In just one week in June, six prisoners – burglars, robbers and men with a violent past – left the doors of the open prison and did not return.
It takes the total official number of absconders this year so far to 17 – but the Ashbourne News Telegraph has discovered that there are many more men who leave the gates and do not return.
Prison service figures show that prisoners given Release on Temporary Licence (ROTL) who do not return to the jail as planned can double the number of men classed as absconders.
HMP Sudbury can house up to 600 adult male category D prisoners – defined as those that can be reasonably trusted not to try to escape.
They are often given ROTL to work in the community or to go on "home leave" in preparation for their release.
But if they do not return to the prison as planned, they are classed as a Release on Temporary Licence Failure – and these do not generally get reported in the news.
Absconders, on the other hand, are defined as a prisoner who walks out without permission – these are the ones whose details are released by the police for public circulation.
According to the Ministry of Justice's latest Prison Performance Digest, in 2012-13, 28 men absconded from the prison – but an astonishing 39 failed to return after being given ROTL.
The year before, (2011-2012) also showed a similar trend – 21 absconders but a massive 50 ROTL failures.
So far this year, 17 men have absconded from the prison – figures on the ROTL failures are not yet available, but previous year's numbers may suggest that there will be a larger number of ROTL failures again.
Sudbury prison was inspected in March. In his report, chief inspector Nick Harding wrote: "Since the previous inspection, the number of absconds had increased. There had been 24 in 2012, 29 in 2013 and 17 in the first six months of in 2014.

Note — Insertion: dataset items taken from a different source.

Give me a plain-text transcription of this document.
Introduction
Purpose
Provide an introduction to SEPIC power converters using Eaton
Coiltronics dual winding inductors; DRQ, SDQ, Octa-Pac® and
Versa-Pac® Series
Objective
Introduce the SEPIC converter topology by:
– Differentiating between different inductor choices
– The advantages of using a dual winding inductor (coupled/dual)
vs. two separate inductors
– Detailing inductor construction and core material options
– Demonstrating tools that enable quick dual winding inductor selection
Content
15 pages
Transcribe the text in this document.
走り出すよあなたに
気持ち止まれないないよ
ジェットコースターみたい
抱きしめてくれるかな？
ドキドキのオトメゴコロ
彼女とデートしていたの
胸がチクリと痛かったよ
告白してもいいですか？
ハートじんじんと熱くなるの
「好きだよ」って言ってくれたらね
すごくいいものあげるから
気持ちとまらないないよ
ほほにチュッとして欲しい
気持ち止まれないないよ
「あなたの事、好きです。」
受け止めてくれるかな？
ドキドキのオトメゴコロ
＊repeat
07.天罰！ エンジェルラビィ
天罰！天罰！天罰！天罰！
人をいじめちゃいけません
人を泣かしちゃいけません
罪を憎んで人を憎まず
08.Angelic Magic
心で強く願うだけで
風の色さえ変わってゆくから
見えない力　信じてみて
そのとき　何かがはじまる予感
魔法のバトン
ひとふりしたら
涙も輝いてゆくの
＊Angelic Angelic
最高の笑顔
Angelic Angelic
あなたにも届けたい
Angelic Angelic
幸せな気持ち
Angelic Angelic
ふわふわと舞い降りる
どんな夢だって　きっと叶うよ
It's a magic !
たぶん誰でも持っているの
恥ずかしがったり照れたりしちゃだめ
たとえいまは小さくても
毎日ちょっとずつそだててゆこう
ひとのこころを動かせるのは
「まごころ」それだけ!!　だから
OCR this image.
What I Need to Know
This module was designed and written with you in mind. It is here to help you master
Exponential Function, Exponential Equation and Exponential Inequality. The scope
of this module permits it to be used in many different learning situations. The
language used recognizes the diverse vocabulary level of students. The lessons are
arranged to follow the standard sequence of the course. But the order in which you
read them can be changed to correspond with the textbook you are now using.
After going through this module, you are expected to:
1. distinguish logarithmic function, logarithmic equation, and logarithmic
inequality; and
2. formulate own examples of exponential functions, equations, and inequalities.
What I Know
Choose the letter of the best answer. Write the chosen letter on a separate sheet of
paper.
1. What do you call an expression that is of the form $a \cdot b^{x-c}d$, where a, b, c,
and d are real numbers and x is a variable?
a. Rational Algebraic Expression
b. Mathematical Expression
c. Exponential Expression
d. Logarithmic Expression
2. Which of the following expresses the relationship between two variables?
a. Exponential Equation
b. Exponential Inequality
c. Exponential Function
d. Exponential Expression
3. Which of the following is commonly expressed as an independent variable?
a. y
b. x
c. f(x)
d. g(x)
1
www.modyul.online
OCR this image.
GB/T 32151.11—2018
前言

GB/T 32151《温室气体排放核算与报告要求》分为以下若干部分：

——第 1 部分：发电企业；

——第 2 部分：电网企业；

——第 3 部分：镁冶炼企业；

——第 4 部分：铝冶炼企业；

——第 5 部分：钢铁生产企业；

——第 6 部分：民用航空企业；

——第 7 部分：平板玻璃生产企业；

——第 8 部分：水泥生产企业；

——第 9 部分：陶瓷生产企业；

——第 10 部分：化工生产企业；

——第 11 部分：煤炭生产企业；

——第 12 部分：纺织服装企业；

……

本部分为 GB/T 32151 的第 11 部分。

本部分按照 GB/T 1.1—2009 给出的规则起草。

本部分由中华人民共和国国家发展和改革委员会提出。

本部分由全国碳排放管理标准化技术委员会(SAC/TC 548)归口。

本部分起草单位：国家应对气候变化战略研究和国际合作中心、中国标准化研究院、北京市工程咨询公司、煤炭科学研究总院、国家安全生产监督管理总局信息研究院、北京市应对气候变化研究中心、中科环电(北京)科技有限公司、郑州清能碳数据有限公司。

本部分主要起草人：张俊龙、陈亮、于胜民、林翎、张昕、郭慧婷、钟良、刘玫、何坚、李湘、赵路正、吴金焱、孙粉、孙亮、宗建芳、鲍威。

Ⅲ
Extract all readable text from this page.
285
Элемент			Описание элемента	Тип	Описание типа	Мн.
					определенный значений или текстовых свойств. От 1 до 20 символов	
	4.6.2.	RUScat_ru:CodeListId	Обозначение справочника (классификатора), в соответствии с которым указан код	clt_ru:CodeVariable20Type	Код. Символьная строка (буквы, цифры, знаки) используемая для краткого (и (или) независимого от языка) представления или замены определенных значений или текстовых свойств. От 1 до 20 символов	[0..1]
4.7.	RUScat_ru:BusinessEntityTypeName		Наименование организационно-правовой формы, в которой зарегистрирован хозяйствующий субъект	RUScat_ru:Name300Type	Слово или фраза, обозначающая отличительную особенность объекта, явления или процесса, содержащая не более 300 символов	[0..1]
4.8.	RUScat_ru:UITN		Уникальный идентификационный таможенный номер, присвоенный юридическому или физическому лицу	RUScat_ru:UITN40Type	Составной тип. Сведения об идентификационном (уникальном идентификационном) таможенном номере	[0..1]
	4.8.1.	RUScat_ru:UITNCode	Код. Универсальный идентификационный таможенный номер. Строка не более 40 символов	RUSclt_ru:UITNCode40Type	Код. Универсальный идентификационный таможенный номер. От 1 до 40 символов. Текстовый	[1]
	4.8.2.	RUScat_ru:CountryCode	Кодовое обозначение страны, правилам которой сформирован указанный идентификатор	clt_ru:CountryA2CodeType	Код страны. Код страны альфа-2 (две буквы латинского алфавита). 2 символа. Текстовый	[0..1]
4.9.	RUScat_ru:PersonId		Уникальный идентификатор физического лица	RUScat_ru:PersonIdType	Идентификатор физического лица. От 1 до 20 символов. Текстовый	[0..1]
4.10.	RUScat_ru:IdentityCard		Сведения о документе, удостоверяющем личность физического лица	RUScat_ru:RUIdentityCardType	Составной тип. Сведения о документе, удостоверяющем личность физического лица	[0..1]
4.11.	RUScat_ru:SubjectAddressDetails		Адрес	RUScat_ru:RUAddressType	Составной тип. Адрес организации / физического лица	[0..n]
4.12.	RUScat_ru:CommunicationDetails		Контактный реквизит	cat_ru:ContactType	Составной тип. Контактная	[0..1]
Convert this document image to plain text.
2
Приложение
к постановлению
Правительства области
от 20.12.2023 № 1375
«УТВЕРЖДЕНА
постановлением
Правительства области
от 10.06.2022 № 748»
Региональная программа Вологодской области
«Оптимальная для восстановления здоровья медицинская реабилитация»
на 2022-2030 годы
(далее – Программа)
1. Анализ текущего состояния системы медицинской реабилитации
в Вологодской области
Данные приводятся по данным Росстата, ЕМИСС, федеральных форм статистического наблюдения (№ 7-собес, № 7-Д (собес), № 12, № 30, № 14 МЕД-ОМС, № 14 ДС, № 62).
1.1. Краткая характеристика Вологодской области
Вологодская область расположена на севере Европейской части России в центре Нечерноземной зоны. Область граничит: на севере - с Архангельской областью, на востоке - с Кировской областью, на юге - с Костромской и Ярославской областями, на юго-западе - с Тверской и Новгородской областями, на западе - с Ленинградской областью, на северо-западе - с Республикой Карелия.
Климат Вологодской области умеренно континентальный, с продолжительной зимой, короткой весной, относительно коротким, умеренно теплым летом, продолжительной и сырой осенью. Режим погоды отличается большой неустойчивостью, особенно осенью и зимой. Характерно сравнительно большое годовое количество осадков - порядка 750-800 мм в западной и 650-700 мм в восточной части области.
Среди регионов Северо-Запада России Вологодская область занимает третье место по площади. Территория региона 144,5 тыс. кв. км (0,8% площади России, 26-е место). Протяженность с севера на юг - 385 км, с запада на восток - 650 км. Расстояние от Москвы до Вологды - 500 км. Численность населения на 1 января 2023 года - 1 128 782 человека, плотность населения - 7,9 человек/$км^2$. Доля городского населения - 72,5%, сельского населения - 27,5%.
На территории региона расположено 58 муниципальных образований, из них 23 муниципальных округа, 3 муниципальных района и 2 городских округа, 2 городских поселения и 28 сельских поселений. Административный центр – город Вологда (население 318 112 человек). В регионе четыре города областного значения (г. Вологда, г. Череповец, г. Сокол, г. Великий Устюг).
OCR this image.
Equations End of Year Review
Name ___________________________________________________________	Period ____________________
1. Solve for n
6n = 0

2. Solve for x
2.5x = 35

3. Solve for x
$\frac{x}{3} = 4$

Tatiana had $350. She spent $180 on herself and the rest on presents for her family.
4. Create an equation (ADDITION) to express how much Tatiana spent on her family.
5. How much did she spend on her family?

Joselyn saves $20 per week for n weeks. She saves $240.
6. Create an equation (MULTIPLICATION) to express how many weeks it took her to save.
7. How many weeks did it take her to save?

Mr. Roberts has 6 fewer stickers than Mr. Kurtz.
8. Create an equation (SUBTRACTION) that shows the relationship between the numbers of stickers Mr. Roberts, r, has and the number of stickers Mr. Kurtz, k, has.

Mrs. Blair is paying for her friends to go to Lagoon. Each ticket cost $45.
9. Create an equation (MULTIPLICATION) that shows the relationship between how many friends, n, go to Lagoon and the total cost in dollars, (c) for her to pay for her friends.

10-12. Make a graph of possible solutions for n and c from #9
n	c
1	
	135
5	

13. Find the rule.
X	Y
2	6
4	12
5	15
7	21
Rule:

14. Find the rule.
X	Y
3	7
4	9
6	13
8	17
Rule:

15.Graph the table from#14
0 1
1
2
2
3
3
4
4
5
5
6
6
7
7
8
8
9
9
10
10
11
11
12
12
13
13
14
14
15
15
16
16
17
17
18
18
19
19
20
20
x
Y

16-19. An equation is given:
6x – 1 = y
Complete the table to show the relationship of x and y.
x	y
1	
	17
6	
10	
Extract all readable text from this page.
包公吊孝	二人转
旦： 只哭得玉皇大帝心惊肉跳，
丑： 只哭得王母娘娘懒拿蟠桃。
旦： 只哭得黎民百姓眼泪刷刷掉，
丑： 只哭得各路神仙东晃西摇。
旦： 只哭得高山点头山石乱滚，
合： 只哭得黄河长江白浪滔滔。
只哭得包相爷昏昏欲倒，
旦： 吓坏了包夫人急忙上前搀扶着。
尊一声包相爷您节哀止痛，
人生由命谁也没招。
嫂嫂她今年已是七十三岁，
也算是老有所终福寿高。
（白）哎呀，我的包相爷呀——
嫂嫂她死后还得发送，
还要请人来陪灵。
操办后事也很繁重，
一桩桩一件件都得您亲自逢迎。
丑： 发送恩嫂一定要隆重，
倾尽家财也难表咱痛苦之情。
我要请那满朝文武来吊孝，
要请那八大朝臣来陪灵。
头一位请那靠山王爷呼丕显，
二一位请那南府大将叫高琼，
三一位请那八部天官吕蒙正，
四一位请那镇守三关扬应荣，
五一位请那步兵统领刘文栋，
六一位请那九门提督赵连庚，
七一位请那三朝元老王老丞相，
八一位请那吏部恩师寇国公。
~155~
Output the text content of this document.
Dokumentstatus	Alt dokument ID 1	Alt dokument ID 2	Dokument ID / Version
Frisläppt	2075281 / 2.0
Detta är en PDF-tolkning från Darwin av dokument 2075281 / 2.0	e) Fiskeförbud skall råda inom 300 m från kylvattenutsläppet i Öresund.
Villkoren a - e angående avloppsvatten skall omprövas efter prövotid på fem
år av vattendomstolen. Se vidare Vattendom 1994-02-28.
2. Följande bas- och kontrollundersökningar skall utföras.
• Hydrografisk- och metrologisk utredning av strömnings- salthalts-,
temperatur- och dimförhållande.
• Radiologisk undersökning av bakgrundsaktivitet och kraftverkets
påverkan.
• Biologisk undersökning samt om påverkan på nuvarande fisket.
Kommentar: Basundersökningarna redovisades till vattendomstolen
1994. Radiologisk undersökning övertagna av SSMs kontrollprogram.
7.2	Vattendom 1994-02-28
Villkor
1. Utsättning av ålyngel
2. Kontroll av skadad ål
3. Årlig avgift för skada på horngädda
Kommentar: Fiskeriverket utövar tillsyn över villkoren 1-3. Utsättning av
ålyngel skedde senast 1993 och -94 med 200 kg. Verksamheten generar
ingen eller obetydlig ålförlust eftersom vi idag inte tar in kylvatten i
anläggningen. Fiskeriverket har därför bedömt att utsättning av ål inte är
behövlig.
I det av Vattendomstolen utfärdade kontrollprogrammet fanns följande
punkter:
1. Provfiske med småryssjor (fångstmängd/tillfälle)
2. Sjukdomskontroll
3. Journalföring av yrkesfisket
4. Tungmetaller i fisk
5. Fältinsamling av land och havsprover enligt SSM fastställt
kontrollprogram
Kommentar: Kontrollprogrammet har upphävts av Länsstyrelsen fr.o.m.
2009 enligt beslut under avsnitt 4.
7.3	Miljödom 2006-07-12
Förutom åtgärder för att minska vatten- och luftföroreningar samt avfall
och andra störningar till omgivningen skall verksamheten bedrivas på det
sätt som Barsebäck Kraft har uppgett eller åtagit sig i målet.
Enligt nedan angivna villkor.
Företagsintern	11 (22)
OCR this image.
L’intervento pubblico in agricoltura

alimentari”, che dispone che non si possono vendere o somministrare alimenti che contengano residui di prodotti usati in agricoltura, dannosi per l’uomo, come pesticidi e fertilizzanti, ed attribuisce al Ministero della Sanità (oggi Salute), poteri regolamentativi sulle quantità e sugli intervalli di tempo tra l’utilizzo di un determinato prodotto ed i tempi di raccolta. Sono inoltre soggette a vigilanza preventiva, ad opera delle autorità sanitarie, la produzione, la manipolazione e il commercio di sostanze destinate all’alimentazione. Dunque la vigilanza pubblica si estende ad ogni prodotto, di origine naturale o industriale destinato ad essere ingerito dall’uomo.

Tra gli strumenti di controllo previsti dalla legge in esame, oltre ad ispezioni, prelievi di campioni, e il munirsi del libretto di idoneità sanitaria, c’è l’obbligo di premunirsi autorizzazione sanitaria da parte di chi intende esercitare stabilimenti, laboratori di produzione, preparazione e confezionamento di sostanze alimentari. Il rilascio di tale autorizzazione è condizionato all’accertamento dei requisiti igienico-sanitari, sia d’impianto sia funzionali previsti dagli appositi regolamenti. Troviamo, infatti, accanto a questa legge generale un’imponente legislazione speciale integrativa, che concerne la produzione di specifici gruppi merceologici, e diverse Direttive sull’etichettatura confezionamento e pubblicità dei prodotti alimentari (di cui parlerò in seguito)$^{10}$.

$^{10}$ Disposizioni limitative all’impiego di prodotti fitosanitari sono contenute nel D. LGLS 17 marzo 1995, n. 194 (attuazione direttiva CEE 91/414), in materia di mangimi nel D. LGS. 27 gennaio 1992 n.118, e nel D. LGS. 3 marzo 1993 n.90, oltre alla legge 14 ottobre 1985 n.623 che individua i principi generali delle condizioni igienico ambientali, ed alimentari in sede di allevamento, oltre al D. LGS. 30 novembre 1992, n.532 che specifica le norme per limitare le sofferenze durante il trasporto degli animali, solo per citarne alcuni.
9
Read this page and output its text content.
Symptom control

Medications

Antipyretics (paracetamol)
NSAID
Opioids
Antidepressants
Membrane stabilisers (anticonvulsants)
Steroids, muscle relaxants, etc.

"ROTL failures were also increasing."
The report said that at the time of the inspection, "a strategy had recently been introduced to deal with these issues" and that previous absconding was being used to identify trends and patterns.
Despite this, the prison still maintained a Minister of Justice rating of 4 – this is on a scale from 1 (serious concerns) to 4 (exceptional).
The governor of HMP Sudbury, Adrian Turner, was unavailable for comment, but a Ministry of Justice spokesman said: "The Justice Secretary has been clear that keeping the public safe is our priority and has ordered immediate and major changes to tighten up temporary release processes and open prison eligibility.
"Each and every absconder is taken seriously, with the police contacted as a matter of urgency.
"Open prisons and temporary licence are an important tool in rehabilitating long-term offenders but not at the expense of public safety."